Tory MP brands Government’s proposals to tackle homelessness as ‘laughable’

The Government is attempting to criminalise homelessness “via the back door” under proposed criminal justice reforms, a Conservative former minister has warned.

Tracey Crouch (pictured) also described some of the Governments proposals to tackle homelessness under the new Criminal Justice Bill as “laughable”.

Home Secretary James Cleverly told the Commons the Bill will replace the “outdated” Vagrancy Act from 1824, but added that begging would still be addressed.

During the Bill’s second reading, Ms Crouch said the clauses on “nuisance rough sleeping” should be removed and a holistic approach adopted.

The Bill originally included plans for a crackdown on the use of tents by homeless people, but these were shelved after the then-home secretary Suella Braverman described rough sleeping as a “lifestyle choice”.

Speaking in the Commons, Ms Crouch (Chatham and Aylesford) said: “I did not work both as a minister and a backbencher on the repeal of the Vagrancy Act which criminalised rough sleeping, to only go and criminalise it again via a different piece of legislation.”

Liberal Democrat MP Layla Moran (Oxford West and Abingdon) earlier expressed concerns that the Government’s new plans will not treat homelessness with “compassion”.

In response to this, Mr Cleverly said: “We have committed to scrapping the Vagrancy Act and nobody should or will be criminalised simply for having nowhere to live, which is why we are repealing the outdated Vagrancy Act from 1824. However, we do need to make sure that things like nuisance begging are addressed.”

Ms Crouch later said she understood there was an issue with aggressive begging but added: “There was always a view that there were other pieces of legislation such as the existing anti-social behaviour legislation that could cope with transferring that into.”

She told MPs that criminalising homelessness would only create more problems.

Ms Crouch said: “Rough sleepers require holistic support.
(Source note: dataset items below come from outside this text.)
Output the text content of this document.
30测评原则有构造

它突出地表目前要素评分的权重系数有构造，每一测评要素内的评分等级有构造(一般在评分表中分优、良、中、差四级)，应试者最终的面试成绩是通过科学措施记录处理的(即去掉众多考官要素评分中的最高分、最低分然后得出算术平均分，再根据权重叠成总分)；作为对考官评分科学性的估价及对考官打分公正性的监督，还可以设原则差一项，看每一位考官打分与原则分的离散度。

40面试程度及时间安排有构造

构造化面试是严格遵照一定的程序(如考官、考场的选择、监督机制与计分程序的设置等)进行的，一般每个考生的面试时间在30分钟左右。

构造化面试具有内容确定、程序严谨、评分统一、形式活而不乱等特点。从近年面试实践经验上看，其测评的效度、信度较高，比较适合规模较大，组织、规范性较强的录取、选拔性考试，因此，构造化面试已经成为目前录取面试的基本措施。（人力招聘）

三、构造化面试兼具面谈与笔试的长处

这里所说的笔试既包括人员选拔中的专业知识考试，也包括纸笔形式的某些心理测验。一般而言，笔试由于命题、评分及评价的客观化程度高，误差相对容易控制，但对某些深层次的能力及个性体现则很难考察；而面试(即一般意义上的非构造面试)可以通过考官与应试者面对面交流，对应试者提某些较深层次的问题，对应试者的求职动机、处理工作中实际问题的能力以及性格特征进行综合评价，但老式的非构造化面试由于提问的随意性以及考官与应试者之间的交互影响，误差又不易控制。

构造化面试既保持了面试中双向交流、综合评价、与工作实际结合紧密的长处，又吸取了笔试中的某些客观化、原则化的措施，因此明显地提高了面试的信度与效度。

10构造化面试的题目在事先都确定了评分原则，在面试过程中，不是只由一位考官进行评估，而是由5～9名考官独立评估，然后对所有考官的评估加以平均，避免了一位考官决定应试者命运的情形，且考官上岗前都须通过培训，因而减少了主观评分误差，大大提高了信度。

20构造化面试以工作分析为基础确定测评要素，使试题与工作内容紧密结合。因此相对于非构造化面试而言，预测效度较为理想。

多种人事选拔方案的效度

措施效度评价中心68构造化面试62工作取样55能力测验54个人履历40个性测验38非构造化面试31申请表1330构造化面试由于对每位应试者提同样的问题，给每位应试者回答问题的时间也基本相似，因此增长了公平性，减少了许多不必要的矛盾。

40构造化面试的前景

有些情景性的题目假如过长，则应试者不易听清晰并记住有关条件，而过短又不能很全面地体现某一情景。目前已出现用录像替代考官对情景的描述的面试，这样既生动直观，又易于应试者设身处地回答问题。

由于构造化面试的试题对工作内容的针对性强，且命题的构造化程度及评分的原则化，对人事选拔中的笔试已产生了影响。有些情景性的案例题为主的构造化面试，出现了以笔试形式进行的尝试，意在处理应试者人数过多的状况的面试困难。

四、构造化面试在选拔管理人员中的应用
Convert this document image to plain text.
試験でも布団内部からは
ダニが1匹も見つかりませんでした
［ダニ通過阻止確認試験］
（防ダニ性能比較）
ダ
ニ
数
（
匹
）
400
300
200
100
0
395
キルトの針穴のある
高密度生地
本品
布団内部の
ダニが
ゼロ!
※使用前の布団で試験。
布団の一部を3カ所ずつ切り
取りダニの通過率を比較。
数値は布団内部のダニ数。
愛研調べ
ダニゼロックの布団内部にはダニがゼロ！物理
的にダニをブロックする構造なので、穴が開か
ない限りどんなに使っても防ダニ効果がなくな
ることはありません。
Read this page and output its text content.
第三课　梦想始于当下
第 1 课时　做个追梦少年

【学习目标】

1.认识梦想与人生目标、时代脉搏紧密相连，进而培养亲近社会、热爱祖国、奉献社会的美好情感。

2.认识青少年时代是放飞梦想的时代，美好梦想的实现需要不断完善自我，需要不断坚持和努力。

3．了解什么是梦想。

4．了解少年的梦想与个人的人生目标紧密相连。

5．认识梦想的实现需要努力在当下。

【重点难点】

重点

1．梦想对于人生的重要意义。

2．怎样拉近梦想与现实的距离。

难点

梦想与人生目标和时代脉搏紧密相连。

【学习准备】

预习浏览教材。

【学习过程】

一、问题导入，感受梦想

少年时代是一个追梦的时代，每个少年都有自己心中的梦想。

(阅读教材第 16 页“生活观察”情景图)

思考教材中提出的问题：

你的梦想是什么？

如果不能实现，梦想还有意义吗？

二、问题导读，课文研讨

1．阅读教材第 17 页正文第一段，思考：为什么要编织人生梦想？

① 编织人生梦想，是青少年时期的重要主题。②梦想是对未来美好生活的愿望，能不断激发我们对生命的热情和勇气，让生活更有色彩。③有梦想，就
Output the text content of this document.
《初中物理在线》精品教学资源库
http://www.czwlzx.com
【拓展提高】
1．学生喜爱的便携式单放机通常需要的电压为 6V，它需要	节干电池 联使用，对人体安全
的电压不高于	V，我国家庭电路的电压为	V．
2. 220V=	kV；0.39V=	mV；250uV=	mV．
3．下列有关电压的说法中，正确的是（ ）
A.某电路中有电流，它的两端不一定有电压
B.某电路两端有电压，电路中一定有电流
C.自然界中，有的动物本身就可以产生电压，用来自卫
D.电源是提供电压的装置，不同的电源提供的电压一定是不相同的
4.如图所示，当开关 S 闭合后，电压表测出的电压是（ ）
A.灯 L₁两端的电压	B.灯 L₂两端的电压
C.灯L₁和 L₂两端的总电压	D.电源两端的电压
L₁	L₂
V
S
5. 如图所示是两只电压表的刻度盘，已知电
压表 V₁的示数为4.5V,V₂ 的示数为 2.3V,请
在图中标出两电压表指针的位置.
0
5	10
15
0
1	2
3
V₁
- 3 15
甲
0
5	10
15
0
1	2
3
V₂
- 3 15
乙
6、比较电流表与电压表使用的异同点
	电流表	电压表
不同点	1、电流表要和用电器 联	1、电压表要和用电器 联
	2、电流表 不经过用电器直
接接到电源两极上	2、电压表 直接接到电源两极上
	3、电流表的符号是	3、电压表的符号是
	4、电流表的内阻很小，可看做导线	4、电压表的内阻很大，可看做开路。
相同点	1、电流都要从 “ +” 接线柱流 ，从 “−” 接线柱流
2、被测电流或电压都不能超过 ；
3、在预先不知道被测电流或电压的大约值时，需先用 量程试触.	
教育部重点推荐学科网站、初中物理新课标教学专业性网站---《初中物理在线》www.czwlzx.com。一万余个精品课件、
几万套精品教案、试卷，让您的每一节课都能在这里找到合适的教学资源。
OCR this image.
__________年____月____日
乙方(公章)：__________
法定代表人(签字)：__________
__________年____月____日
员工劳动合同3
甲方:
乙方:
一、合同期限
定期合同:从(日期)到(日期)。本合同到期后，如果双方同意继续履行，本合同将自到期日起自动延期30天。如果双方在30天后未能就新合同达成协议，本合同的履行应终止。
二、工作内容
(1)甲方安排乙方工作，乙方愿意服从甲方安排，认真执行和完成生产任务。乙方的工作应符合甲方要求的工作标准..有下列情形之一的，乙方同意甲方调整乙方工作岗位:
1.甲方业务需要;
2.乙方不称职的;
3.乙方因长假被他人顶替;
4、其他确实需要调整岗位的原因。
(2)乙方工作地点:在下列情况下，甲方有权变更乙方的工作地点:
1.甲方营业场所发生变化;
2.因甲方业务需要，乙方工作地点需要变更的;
They often have extremely complex needs including significant mental health needs.

“Visibility may be uncomfortable for many but it also enables support workers from the many brilliant charities and local authorities to reach out to them.

“Issuing prevention notices does nothing to solve the problem but pushes them further away from the solution. Sentencing them to prison creates nothing more than problems for the person but also the creaking prison estate.”

She added: “Some of these provisions, which by the way, I mean you know respectfully, are laughable, the idea that you can serve a prevention notice to a rough sleeper at their last known address in writing – I mean I’m not entirely sure why that’s even in there.”

Concluding her thoughts on the Bill’s approach to homelessness, Ms Crouch said: “Rough sleeping does not need to be criminalised, we got rid of it as part of the Vagrancy Act repeal, something that was supported by Government, and all we are doing is bringing it via the back door.

“So I will support the Bill on second reading because of the other measures, but I would strongly urge the Government to remove the clauses on nuisance rough sleeping from this Bill and if not I will certainly lend my name to an amendment to remove them from the Bill, which I hope I would get cross-party support.”

Fellow Conservative MP Dame Priti Patel noted that some rough sleepers have experienced trauma and need support.

The former home secretary added: “We need to invest time now across different Government departments and agencies to actually tackle this, rather than looking at this just within a Criminal Justice Bill.

“It’s right that the Government looks at the legislation that is required to prevent rough sleeping, but it’s also essential that the Government helps to bring in measures… to provide the right kind of help and support.”